Does Lavender Help You Sleep? Let’s Find Out

In the search for new solutions to old problems, traditional remedies are often overlooked. This is certainly true of Lavender. At the back of your mind, you probably remember your grandmother recommending lavender as a cure-all. But when was the last time you tried it for yourself?

What is Lavender?

Lavandula (common name lavender) is a genus of 47 known species of plants. They are part of the mint family, Lamiaceae. It is a native plant in Europe, the Mediterranean and in parts of Asia. As well as being grown as ornamental plants in formal and cottage gardens, they are cultivated for use as culinary herbs and processed for their essential oils.

There is one school of thought which claims the English word “lavender” is from the Latin lavare (to wash), referring to the use of infusions of the plants for topical treatment of skin complaints. This may be untrue: the name may actually be derived from Latin livere, “blueish”. Both of these are pleasant thoughts! Lavender flowers certainly glow a deep purple-blue when they are in full flower in the sun. A lavender farm is certainly a spectacular sight when the plants are in full bloom.

Sleep Benefits of Lavender

There are many claimed benefits from using lavender. Its oil was used during The Great War as a treatment for wounds: cleaning, preventing infection and promoting fast healing, for example. It has proven anti-bacterial effects. But here we are interested in how this legendary herb can help reduce restless nights and prevent restlessness.

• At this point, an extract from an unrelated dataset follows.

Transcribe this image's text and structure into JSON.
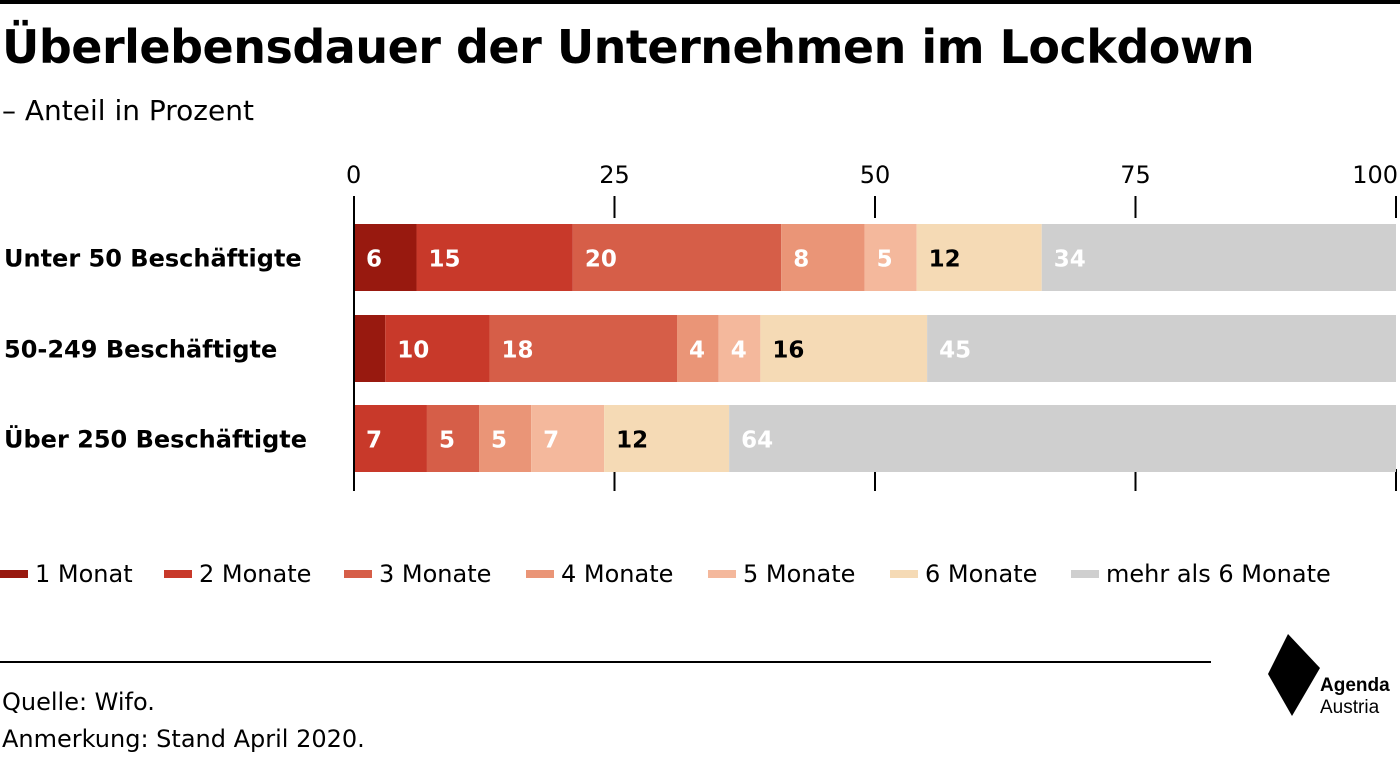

Relevant in some climates, many flying insects dislike the aroma of lavender, making it a natural solution for warding off these unwanted pests. Planting lavender outside, near windows and doors can deter insects from approaching.  Hanging small bags of lavender in clothes cupboards or at the back of drawers can reduce their appeal to moths. Sprinkling lavender oil on your mattress can also deter bugs from coming too close.

Where your sleeplessness is being caused by undue anxiety and tension, lavender-infused water can be used to calm nerves and soothe worries. Rub (or spray a mist) on to pulse points on your wrists, temples, forehead or jaw joints to alleviate strain. You can even use this technique as a magical shield to protect you if you know are you are about to enter a stressful situation.

Lavender Oil

You can help clear your mind when you are feeling overwhelmed by soaking your feet in warm water to which you’ve added a few drops of lavender oil. Or make your own relaxing potpourri by adding dried lavender to dried rosemary, sage and frankincense. Keep this in your bedroom or carry it with you inhale when you need the extra support it provides.

If your restlessness is due to breathing issues, lavender oil added to boiling water can be used to create infused steam which can be inhaled carefully to help clear blocked nasal passages. This can help in clearing out sinus infections and even the symptoms of allergic reactions.  You could also rub a few drops of oil around nasal passages, forehead and temples for a little aromatherapy. Application to the back of the neck will also provide some lasting relief from sinus pressure and inflammation.  You can even brew a tea with dried lavender if you want to alleviate some coughing, sneezing and throat irritations.

In the bedroom itself, you can keep a potpourri near the head of your bed. Refresh this with drops of oil if the effects start to fade. You can add lavender oil to an infuser to gently permeate the air or sprinkle a few drops under your pillow. Even sprinkle on your favorite comforter or cuddly toy for long-lasting effects. You could even add a few leaves of the plant to your favorite pre-bedtime brew to promote relaxation before you settle down for the night.

There are a variety of aches and pains you can reduce by rubbing oil on and around the  affected parts as well. For example, calm sunburn, ease earache, soothe chapped skin, moisten dry eyes and so on.

How to Use Lavender for Sleep

Dried lavender flowers and leaves can be used for their aroma.  They can also be added to food to give strong distinctive flavors, often as an alternative to rosemary. Leaves can also be steeped in water to use as an alternative tea.

Lavender oil is also widely available commercially and can be used in a variety of ways. Application of lavender oil on feet for sleep is highly recommended.


It is not recommend to make heavy use of lavender while pregnant or breast-feeding. Lavender may cause skin irritation  in some people when applied topically. Lavender oil could be poisonous if consumed by mouth. However lavender is traditionally regarded as a ‘safe’ oil.

Sometimes the oldest remedies are the best. The therapeutic effects of lavender and its oils have been known for centuries. There are very few downsides to giving this venerable solution a try if you need extra help in reducing your restlessness.